In order to turn this pilot into a productive platform to collaborate on preferred formats documentation, the following things might be needed in due course:

  1. Allocate a person that is knowledgeable with Python and GitHub to take care of the workflow. This person will play a role for all following steps.

  2. make sure that build.py gets triggered on GitHub whenever a pull request gets accepted

  3. write instructions for collaborators:

    • point to an easy markdown guide
    • point to GitHub Desktop and Atom
    • explain the modification process by means of commits and pull requests
    • explain how to file Issues
    • explain what the true source files are and what the generated files are, so that people do not modify generated files and see their modifications getting lost the next time the build process is run
  4. Extend the data model / adapt the conventions: So far, all texts have been written from the DANS perspective. You might want to make distinctions between recommendations over the participating institutions. You have to think about how to organize that. Maybe you need another folder institutes below which they specify their particular recommendations per file type.

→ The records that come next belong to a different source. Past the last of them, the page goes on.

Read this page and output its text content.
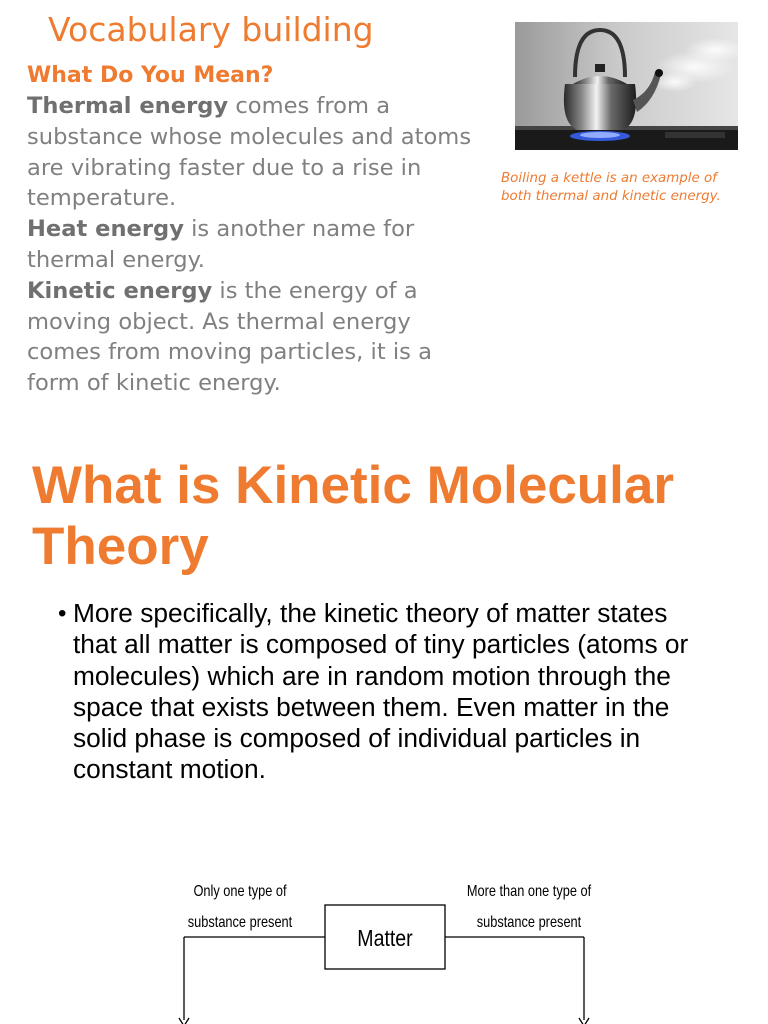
Vocabulary building
What Do You Mean?

Thermal energy comes from a substance whose molecules and atoms are vibrating faster due to a rise in temperature.

Heat energy is another name for thermal energy.

Kinetic energy is the energy of a moving object. As thermal energy comes from moving particles, it is a form of kinetic energy.

Boiling a kettle is an example of both thermal and kinetic energy.
What is Kinetic Molecular Theory
• More specifically, the kinetic theory of matter states that all matter is composed of tiny particles (atoms or molecules) which are in random motion through the space that exists between them. Even matter in the solid phase is composed of individual particles in constant motion.
Matter
Only one type of
substance present
More than one type of
substance present
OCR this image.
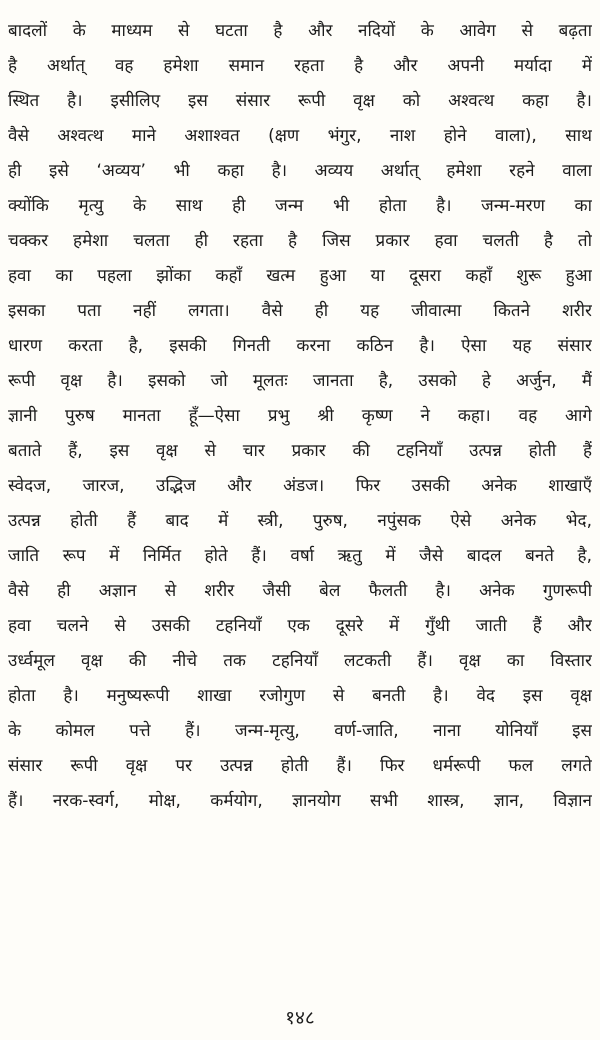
बादलों के माध्यम से घटता है और नदियों के आवेग से बढ़ता
है अर्थात् वह हमेशा समान रहता है और अपनी मर्यादा में
स्थित है। इसीलिए इस संसार रूपी वृक्ष को अश्वत्थ कहा है।
वैसे अश्वत्थ माने अशाश्वत (क्षण भंगुर, नाश होने वाला), साथ
ही इसे ‘अव्यय’ भी कहा है। अव्यय अर्थात् हमेशा रहने वाला
क्योंकि मृत्यु के साथ ही जन्म भी होता है। जन्म-मरण का
चक्कर हमेशा चलता ही रहता है जिस प्रकार हवा चलती है तो
हवा का पहला झोंका कहाँ खत्म हुआ या दूसरा कहाँ शुरू हुआ
इसका पता नहीं लगता। वैसे ही यह जीवात्मा कितने शरीर
धारण करता है, इसकी गिनती करना कठिन है। ऐसा यह संसार
रूपी वृक्ष है। इसको जो मूलतः जानता है, उसको हे अर्जुन, मैं
ज्ञानी पुरुष मानता हूँ—ऐसा प्रभु श्री कृष्ण ने कहा। वह आगे
बताते हैं, इस वृक्ष से चार प्रकार की टहनियाँ उत्पन्न होती हैं
स्वेदज, जारज, उद्भिज और अंडज। फिर उसकी अनेक शाखाएँ
उत्पन्न होती हैं बाद में स्त्री, पुरुष, नपुंसक ऐसे अनेक भेद,
जाति रूप में निर्मित होते हैं। वर्षा ऋतु में जैसे बादल बनते है,
वैसे ही अज्ञान से शरीर जैसी बेल फैलती है। अनेक गुणरूपी
हवा चलने से उसकी टहनियाँ एक दूसरे में गुँथी जाती हैं और
उर्ध्वमूल वृक्ष की नीचे तक टहनियाँ लटकती हैं। वृक्ष का विस्तार
होता है। मनुष्यरूपी शाखा रजोगुण से बनती है। वेद इस वृक्ष
के कोमल पत्ते हैं। जन्म-मृत्यु, वर्ण-जाति, नाना योनियाँ इस
संसार रूपी वृक्ष पर उत्पन्न होती हैं। फिर धर्मरूपी फल लगते
हैं। नरक-स्वर्ग, मोक्ष, कर्मयोग, ज्ञानयोग सभी शास्त्र, ज्ञान, विज्ञान
१४८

  5. Rebrand the published content: Currently, the published GitHub Pages are in a neutral readthedocs style. You might want to develop a more DANS-specific template. I have done something already, see mkdocs-dans but this no longer works. However, a better thing to do might be the following:

  6. Build other publication channels: Instead of (only) publishing content via GitHub pages, you might want to build other channels for other avenues. This is something that other institutes could do for themselves, or we could provide middleware to do that: a program that reads the source files, that can be fed with institute-specific settings and logos, and that will produce a set of custom static pages ready to be included by an institutional web site.

  7. Modify the collaboration workflow: If the GitHub workflow of committing changes and creating/accepting pull-requests turns out to be too cumbersome for the target audience, you could consider to use Google docs for direct collaboration on texts, and only when agreement is reached there, to pull content from there and ingest it in this same GitHub repo. Owners will then push the changes and trigger the build script. Collaborators do not have to be aware of GitHub. You still have a lot of change history in your GitHub repository, and you still benefit from various benefits of GitHub, such as easy transfer of releases to Zenodo and archiving by the Software Heritage Archive.